Full disclosure: Milwaukee Rising editor Gretchen
Schuldt is a CASH co-chair.
Freeway
plan increases runoff, paves over floodplain
Milwaukee County hit hardest
(Updated
Nov. 23 to include information on grass ditch stormwater treatment.)
Nov.
21, 2007 -- The proposed $1.9 billion I-94 north-south
expansion project would increase paved-over freeway land in the
corridor by almost almost 50% in Milwaukee County, according to
the draft Environmental Impact Statement for the project.
The amount
of impervious I-94 freeway land would increase from 10.3 million
square feet to 15.4 million square feet, a 49.7% increase, according
to the EIS.
That is
more than the combined pavement increases in Racine and Kenosha
counties in Wisconsin and Lake County in Illinois, the other counties
affected by the proposed expansion project.
"The
amount of storm water runoff is expected to increase proportionately
to the increase in impervious surface (that is, pavement)"
according to the EIS.
The project
overall would increase freeway-related pavement from 37 million
square feet to 46.4 million square feet, a 25.4% increase.
Some of
the Milwaukee County land to be filled -- about 174,000 square
feet -- is floodplain, or land that is susceptible to flooding.

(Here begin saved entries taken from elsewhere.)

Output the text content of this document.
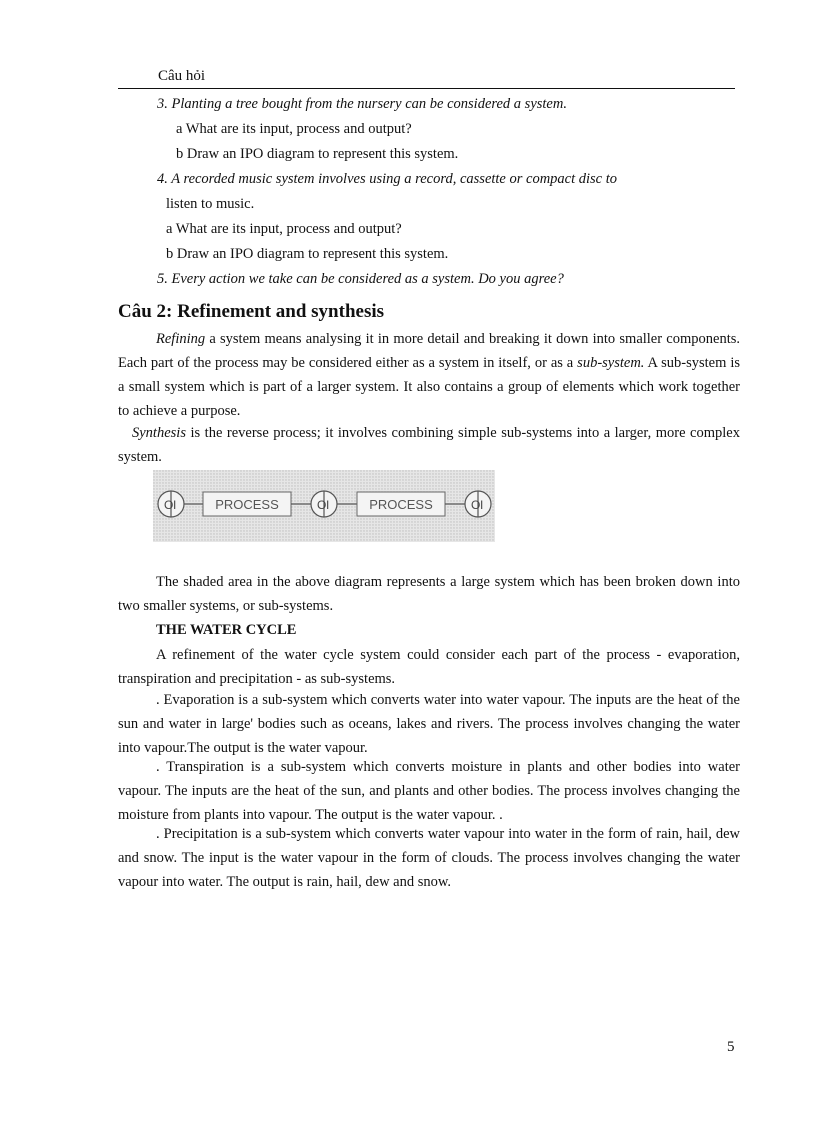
Câu hỏi
3. Planting a tree bought from the nursery can be considered a system.
a What are its input, process and output?
b Draw an IPO diagram to represent this system.
4. A recorded music system involves using a record, cassette or compact disc to
listen to music.
a What are its input, process and output?
b Draw an IPO diagram to represent this system.
5. Every action we take can be considered as a system. Do you agree?
Câu 2: Refinement and synthesis

Refining a system means analysing it in more detail and breaking it down into smaller components. Each part of the process may be considered either as a system in itself, or as a sub-system. A sub-system is a small system which is part of a larger system. It also contains a group of elements which work together to achieve a purpose.

Synthesis is the reverse process; it involves combining simple sub-systems into a larger, more complex system.

O I	PROCESS	O I	PROCESS	O I

The shaded area in the above diagram represents a large system which has been broken down into two smaller systems, or sub-systems.

THE WATER CYCLE

A refinement of the water cycle system could consider each part of the process - evaporation, transpiration and precipitation - as sub-systems.

. Evaporation is a sub-system which converts water into water vapour. The inputs are the heat of the sun and water in large' bodies such as oceans, lakes and rivers. The process involves changing the water into vapour.The output is the water vapour.

. Transpiration is a sub-system which converts moisture in plants and other bodies into water vapour. The inputs are the heat of the sun, and plants and other bodies. The process involves changing the moisture from plants into vapour. The output is the water vapour. .

. Precipitation is a sub-system which converts water vapour into water in the form of rain, hail, dew and snow. The input is the water vapour in the form of clouds. The process involves changing the water vapour into water. The output is rain, hail, dew and snow.

5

Increasing the amount of land that cannot absorb water raises
flooding risks.
Runoff
from the hard surfaces of freeways is generally highly contaminated.
Chemical
pollutants from cars can poison water, vegetation and associated
aquatic life.
The document
does not specify the steps the state would take to reduce pollution
from the increased runoff. It says most storm water quality control
in Milwaukee County would be achieved through grass ditches near
the freeway.
The EIS
also does not specify any steps the state would take to reduce
potential flooding.
The Milwaukee
Metropolitan Sewerage District is involved in major, expensive
flood control and water quality efforts in the Milwaukee area.
MMSD spokesman Bill Graffin said district officials say WisDOT
has not been in touch with them about the North-South project.